For years he's had me on a health maintenance plan with the goal, he says, of keeping me alive until I'm 90.

Now I need him to ease back on the medicine and good living advice. I'm not sure my money will hold out that long.


"The 300 secrets* to high stock returns"

"But are there really 300 separate characteristics associated with higher asset returns, or only a handful of things really driving stock prices? The hundreds of factors that appear in academic research are based on many possible company characteristics, which could, in theory, capture many types of risk. However, Feng, Giglio, and Xiu are skeptical that all these factors are useful."


"Lots of blame for Seattle’s head-tax debacle. Except where it belongs."
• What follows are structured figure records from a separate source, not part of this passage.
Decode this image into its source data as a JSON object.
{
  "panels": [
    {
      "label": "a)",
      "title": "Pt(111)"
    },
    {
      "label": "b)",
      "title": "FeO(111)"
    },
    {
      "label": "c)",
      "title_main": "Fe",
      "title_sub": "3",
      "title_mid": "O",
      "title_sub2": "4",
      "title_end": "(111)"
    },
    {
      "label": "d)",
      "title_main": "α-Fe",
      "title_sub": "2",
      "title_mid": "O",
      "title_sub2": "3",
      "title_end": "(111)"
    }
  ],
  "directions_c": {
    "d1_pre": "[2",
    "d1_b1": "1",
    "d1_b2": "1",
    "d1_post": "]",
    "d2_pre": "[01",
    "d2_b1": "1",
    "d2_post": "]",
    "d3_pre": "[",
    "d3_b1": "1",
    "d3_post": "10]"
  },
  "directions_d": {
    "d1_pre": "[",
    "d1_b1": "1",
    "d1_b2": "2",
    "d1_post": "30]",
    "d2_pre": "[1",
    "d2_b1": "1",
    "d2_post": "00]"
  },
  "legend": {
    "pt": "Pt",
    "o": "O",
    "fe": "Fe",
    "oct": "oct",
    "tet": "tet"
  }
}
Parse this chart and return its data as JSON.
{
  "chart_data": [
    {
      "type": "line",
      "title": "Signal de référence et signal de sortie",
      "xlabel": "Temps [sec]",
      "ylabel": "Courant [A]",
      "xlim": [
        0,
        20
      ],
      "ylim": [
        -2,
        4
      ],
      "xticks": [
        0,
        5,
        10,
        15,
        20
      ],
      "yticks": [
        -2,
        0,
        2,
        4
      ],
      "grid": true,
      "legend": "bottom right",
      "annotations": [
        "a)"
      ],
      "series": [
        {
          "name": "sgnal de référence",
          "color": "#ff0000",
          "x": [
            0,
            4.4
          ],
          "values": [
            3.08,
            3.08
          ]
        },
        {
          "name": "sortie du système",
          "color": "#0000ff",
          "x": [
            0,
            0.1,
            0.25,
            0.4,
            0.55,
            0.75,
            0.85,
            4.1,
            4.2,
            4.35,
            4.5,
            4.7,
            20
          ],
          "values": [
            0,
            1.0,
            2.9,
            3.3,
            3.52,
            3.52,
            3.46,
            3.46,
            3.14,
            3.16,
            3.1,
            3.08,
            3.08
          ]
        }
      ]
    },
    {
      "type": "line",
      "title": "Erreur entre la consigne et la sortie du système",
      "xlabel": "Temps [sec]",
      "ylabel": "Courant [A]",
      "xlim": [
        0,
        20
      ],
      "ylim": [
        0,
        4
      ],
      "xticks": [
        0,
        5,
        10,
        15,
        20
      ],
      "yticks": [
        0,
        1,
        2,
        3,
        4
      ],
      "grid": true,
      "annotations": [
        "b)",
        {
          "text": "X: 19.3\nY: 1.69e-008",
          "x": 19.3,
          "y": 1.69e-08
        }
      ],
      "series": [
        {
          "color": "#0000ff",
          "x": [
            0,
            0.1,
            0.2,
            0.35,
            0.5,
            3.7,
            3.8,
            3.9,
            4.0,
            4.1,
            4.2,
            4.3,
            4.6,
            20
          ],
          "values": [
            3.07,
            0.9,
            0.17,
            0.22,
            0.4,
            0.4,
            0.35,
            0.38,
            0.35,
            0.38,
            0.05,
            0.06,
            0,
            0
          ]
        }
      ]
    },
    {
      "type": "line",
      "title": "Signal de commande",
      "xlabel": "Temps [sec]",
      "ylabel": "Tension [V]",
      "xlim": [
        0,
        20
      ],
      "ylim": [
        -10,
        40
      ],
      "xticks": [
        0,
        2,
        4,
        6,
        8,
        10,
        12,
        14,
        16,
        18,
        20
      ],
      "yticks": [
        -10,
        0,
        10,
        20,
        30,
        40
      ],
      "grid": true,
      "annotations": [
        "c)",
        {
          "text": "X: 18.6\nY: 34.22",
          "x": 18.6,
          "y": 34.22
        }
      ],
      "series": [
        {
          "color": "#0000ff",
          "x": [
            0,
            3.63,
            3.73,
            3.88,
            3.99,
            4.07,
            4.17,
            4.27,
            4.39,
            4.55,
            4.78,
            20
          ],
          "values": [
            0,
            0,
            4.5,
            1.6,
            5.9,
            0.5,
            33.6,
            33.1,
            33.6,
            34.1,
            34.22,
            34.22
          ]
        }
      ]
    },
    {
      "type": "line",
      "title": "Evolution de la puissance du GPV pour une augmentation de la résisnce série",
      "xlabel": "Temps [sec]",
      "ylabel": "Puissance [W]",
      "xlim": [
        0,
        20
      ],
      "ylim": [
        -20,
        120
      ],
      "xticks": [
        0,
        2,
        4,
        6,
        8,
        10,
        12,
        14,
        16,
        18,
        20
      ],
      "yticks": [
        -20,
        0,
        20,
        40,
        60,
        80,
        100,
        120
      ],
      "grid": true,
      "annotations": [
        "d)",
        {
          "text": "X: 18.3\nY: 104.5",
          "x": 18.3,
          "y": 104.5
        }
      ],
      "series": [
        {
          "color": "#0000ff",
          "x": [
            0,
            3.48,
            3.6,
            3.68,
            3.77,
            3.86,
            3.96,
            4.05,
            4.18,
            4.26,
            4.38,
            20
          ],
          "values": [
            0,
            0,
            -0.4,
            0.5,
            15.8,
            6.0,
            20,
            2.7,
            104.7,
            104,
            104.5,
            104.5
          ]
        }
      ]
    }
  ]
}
Quit yer complaining. In my experience political blunders are rarely reversed so quickly

Related: "Fed Up in Seattle".

Don’t believe the hype that “Amazon killed the Seattle head tax,” the new levy that the city recently passed on businesses to fund an affordable-housing initiative. The truth behind the city council’s stunning reversal—repealing the tax by a 7-2 vote, just four weeks after passing it 9-0—is that Seattle citizens have erupted in frustration against the city’s tax-and-spend political class that has failed to address the homelessness crisis, despite record new revenues.


Drew Hanlen

I was reading "Mo Bamba's growing case as the best player in this draft" and there's this:

Bamba has done everything in his power since his season wrapped in March to make his case for why teams might regret passing on him, with a regimented routine including strength training, physical therapy, boxing, beach workouts, yoga, film study and two skill workouts a day with renowned player development specialist Drew Hanlen in Los Angeles.

So I wondered: how do you become a "renowned player development specialist"? In three seconds the Net gives me "Young workout guru pushes his clients toward the NBA". Which is just a wonderful story. Primarily because it shows, yet again, what is possible with entrepreneurial spirit and hard work. But also because as an old business strategy teacher, I got a kick out of seeing SWOT analysis used to apparently good effect.